Top officials of the International Monetary Fund say the organization must reform to be able to respond more quickly to crises in the changing global economy. IMF officials concluded two days of meetings in Washington with a statement calling for structural reforms of the organization.

British Chancellor of the Exchequer Gordon Brown says the global economy has undergone rapid changes in recent years, and so too, must the 61-year-old IMF. "We resolve to make the IMF more fit for purpose in a global economy and more able to address challenges that are quite different from 1945 when the IMF was created," he said.

In recent years the global economy has posted strong gains, and IMF officials say they expect that growth to continue for at least the next couple of years.
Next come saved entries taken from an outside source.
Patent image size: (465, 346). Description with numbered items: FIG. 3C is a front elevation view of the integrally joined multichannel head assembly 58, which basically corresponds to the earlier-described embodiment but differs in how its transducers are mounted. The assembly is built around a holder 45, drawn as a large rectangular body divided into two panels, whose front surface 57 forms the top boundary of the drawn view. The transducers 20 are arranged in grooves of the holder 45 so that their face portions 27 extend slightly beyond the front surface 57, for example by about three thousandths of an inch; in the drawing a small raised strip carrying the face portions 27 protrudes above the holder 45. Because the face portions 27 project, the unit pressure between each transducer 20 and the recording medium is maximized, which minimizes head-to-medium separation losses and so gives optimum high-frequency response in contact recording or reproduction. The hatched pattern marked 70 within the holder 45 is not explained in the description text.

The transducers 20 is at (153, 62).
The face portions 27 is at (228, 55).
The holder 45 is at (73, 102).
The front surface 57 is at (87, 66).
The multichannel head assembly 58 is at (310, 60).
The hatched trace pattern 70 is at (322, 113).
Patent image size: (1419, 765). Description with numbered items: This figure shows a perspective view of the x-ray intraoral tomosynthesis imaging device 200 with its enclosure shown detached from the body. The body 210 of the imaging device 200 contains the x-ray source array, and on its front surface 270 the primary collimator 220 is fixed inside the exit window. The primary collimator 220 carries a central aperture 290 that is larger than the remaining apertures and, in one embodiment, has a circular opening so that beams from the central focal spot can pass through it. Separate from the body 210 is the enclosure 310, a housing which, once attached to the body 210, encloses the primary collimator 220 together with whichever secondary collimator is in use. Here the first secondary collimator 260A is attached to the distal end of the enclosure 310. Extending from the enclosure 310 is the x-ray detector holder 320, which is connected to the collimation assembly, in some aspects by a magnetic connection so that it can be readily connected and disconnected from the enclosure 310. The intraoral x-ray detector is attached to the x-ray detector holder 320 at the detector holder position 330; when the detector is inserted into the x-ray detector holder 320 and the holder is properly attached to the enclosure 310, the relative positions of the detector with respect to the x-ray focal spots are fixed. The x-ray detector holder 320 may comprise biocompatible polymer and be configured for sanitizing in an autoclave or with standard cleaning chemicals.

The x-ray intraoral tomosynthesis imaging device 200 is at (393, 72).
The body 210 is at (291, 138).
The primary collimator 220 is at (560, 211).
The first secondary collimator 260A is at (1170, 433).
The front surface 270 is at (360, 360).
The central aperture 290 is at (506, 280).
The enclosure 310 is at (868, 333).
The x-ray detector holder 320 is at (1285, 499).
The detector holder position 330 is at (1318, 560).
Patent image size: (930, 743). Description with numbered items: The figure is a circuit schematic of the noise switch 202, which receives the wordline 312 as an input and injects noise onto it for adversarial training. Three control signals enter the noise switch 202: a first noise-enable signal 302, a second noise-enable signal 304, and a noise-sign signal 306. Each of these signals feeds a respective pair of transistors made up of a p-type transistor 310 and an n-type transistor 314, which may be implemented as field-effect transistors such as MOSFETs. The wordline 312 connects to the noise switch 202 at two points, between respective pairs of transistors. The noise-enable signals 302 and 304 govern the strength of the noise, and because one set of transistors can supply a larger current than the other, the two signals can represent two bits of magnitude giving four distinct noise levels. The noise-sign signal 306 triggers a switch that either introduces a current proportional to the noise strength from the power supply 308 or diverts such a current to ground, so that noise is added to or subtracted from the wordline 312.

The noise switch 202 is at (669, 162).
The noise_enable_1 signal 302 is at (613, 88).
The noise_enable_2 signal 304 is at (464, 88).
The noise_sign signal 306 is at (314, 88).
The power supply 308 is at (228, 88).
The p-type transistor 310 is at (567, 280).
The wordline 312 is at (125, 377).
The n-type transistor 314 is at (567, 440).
But with the growth has come some risks, including massive trade imbalances and high oil prices. Brown, who chair's the IMF's steering committee, said meeting those new challenges will require the IMF to take a broader approach. "The IMF should monitor in future more deeply - not just country policies but the linkages and spillover effects of one country's policies on others in the global economy," he said.

The broader approach could include expanding IMF monitoring of countries' economic policies or strengthening oversight of exchange-rate practices.

Officials say the reforms could be particularly useful in resolving regional trade imbalances.

Other proposed reforms include giving some countries a greater voice in IMF decision making. IMF Chief Rodrigo de Rato says he supports such a change because it could give the Fund more legitimacy. "I have spoken several times about the need for increased voting power for some countries, including a number of emerging market economies to ensure that they have a role in the Fund's decision-making process that accords with their increasing importance in the world economy," he said.

IMF critics have charged that poor countries have been underrepresented on the organization. Others say the Fund has become weak and ineffective as the world's lender of last resort.

Critics will have the opportunity to see whether the recommended reforms go far enough when IMF officials gather at the organization's annual meeting in Singapore in September.